Nous ne pouvons pas miser sur la seule spontanéité des écosystèmes pour qu’ils supportent le fardeau de la crise climatique, d’autant plus lorsque les politiques de sauvegarde et de restauration des écosystèmes ne suffisent plus à assurer la résilience climatique. L’appui indispensable de la biodiversité ne survivra pas si les émissions carbone d’origine anthropiques continent de se multiplier au fil des années. Selon les estimations du sixième rapport d’évaluation du GIEC, le cadre est clair : plus nous émettrons de CO2 dans l’atmosphère, moins les écosystèmes naturels seront efficaces pour absorber et séquestrer ce dioxyde de carbone.

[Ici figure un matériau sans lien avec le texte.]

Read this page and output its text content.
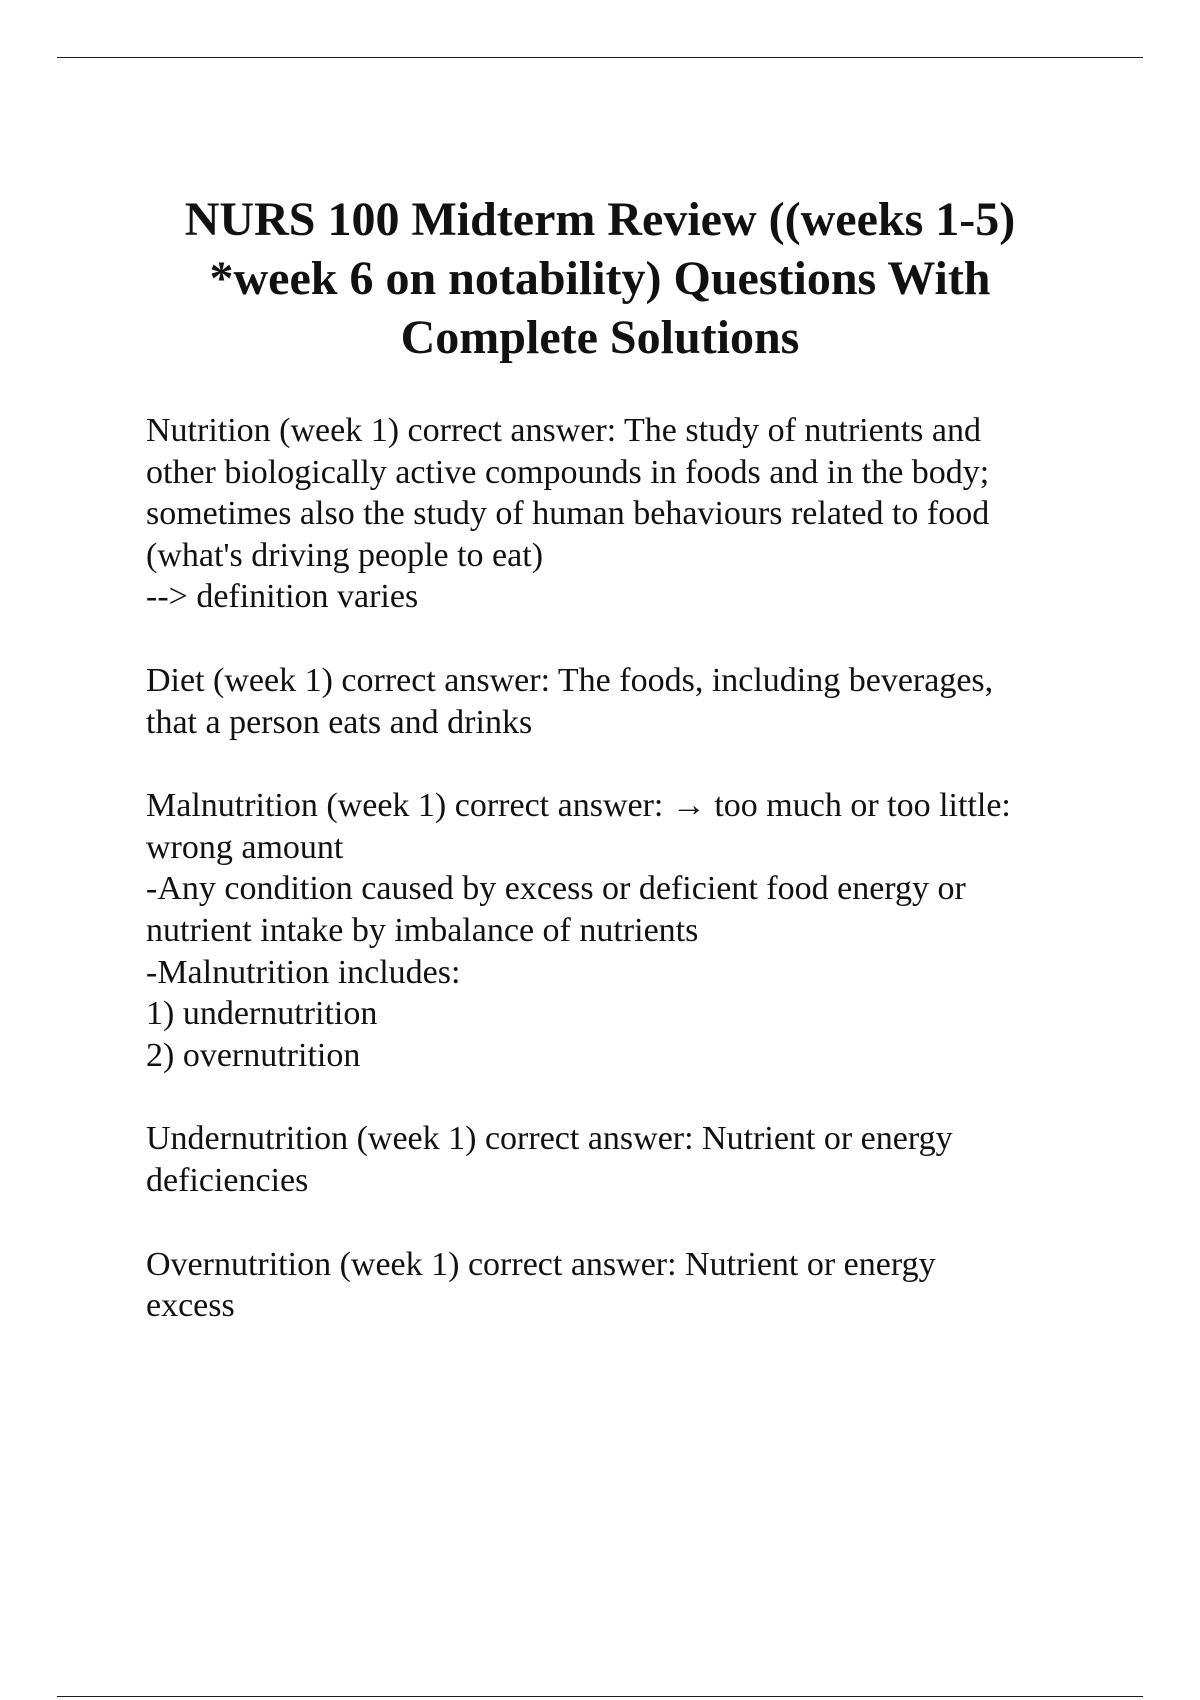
NURS 100 Midterm Review ((weeks 1-5)
*week 6 on notability) Questions With
Complete Solutions

Nutrition (week 1) correct answer: The study of nutrients and

other biologically active compounds in foods and in the body;

sometimes also the study of human behaviours related to food

(what's driving people to eat)

--> definition varies

Diet (week 1) correct answer: The foods, including beverages,

that a person eats and drinks

Malnutrition (week 1) correct answer: → too much or too little:

wrong amount

-Any condition caused by excess or deficient food energy or

nutrient intake by imbalance of nutrients

-Malnutrition includes:

1) undernutrition

2) overnutrition

Undernutrition (week 1) correct answer: Nutrient or energy

deficiencies

Overnutrition (week 1) correct answer: Nutrient or energy

excess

La préservation de l’environnement passe obligatoirement par une réduction rapide des émissions de CO2 selon WWF. – Pixabay

À l’heure où les petits pas ne suffisent plus

Les grands bouleversements environnementaux que nous connaissons aujourd’hui sont symptomatiques de la vulnérabilité même des écosystèmes naturels face aux pressions toujours plus nombreuses qui menacent leur intégrité et leurs fonctionnements. L’organisation internationale assure que la réduction rapide des émissions et la décarbonisation du système énergétique mondial est un passage obligatoire pour protéger les écosystèmes. 

« Les solutions basées sur la nature et les approches basées sur les écosystèmes ne fonctionneront efficacement qu’en combinaison à une réduction des émissions en supprimant progressivement notre dépendance aux combustibles fossiles ».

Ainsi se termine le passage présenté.